After a top-to-bottom review of entire State System, three strategic priorities were approved by the Board of Governors: ensuring student success, leveraging university strengths, and transforming the governance/leadership structure.
The second phase of the State System redesign is underway, the chancellor reported. It will align System goals with individual university resources.
“Over the past seven months and after thousands of conversations, I have learned that we provide in our universities an amazing collection of talented, passionate people who are fiercely aligned with our mission,” Greenstein said.
“This redesign places our students at the center of what we are doing, invests and pools together our faculty and staff. Transforming fundamentally is how we’ll sustain ourselves.”
The chancellor discussed ways that sharing educational resources among System schools could provide more opportunities for students. Although the redesign is still in the planning stage, he mentioned study abroad, career services and even academic courses as resources that might be shared.
“Each university has unique strengths,” Greenstein said. “By greater collaboration among our 14 universities, we can prepare our students for their best possible future, address our many challenges, and position our universities not only to survive but to thrive in the 21st century. “
Student success was the focus as Greenstein delivered the keynote address at the Strike a Spark Conference, where he thanked students for inspiring him with their talent, curiosity and scholarship.
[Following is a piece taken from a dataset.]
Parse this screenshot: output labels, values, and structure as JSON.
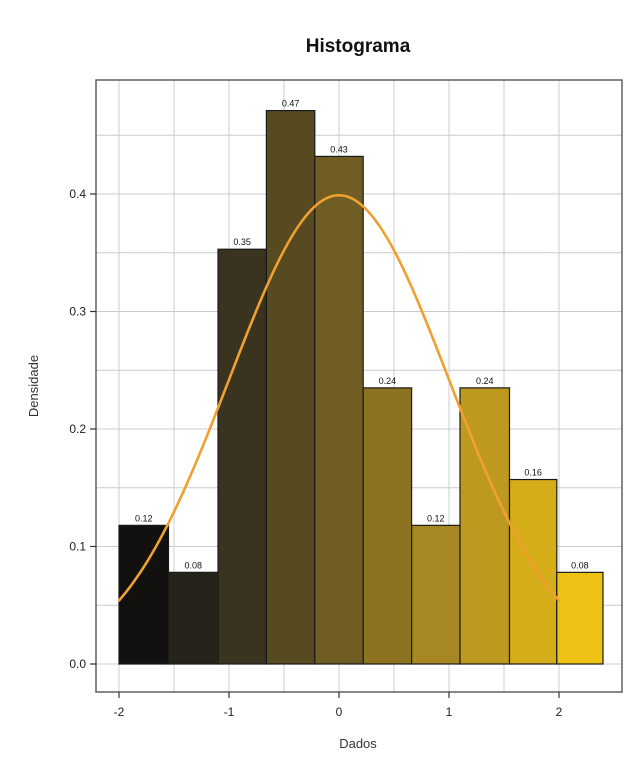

He also held meetings with faculty, staff and students, University leadership, and Cal U trustees during his daylong visit.
“It is going to require enormous transformational innovation to move our System and our universities into the future,” Greenstein said.
“This redesign is not a modest adjustment to our enterprise, but a long-term, multi-year journey.”
Despite the challenges inherent in implementing change, the chancellor said he is optimistic that Pennsylvania can become a model for other large-scale educational systems.
"The limits of our capability are the limits of our imagination.”